Les investisseurs semblent vouloir croire à cet accord, comme en témoigne la baisse des prix du baril de 17% depuis le début du mois de juin. Cette détente sur le front pétrolier devrait se répercuter rapidement à la pompe, avec une baisse estimée à 10 centimes dans les jours à venir. Un véritable gain de pouvoir d'achat pour les ménages français.

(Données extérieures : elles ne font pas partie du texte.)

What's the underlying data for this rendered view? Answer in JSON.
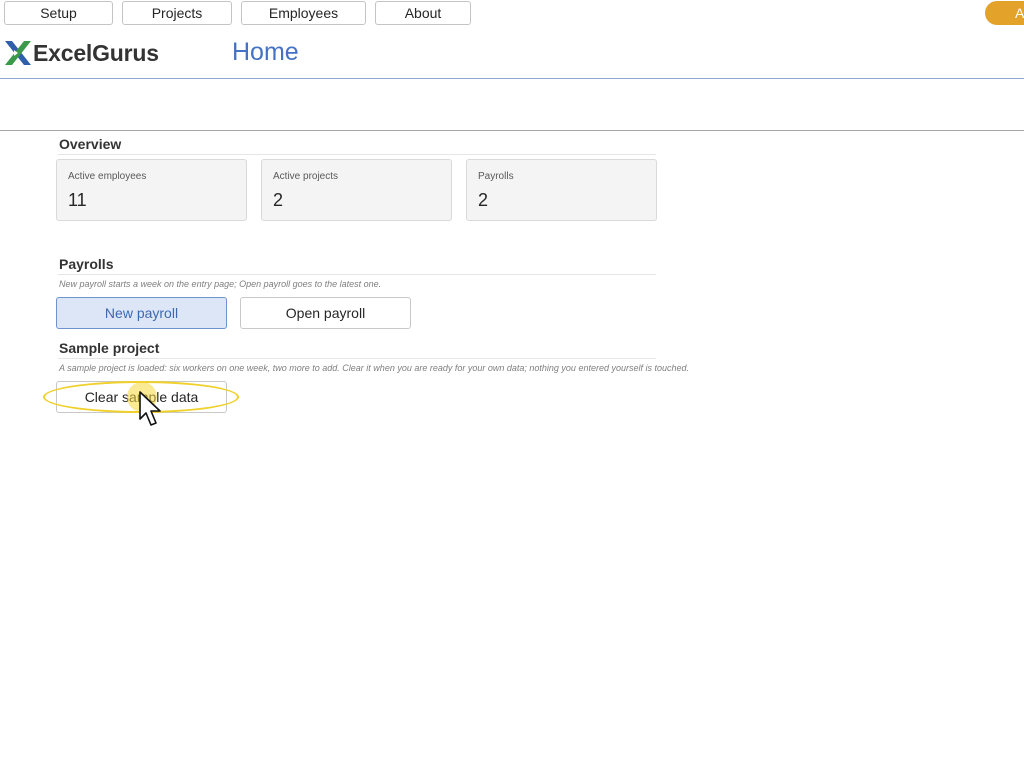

Au-delà de cette embellie sur le front de l'énergie, il évoque également les perspectives de croissance mondiale. Selon lui, la fin du conflit permettrait d'écarter le scénario noir envisagé par l'OCDE, avec une hausse du PIB mondial de 3,1% en 2027 contre seulement 1,8% en cas de poursuite des hostilités.
Mais l'accord de paix pourrait aussi avoir des répercussions sur la politique monétaire de la Réserve fédérale américaine. Alors qu'une hausse des taux semblait acquise avant cette annonce, la probabilité d'un statu quo s'est renforcée, passant de 20% à 50-55%. Une nouvelle rassurante pour les marchés.
Enfin, François Monnier revient sur l'importance grandissante de l'intelligence artificielle, qui s'impose désormais comme le sujet central des investisseurs. Avec l'émergence de nouveaux acteurs comme Anthropic ou OpenAI, l'acronyme MANGOS tend à supplanter le célèbre GAFAM. Un signe que le paysage technologique mondial est en pleine mutation.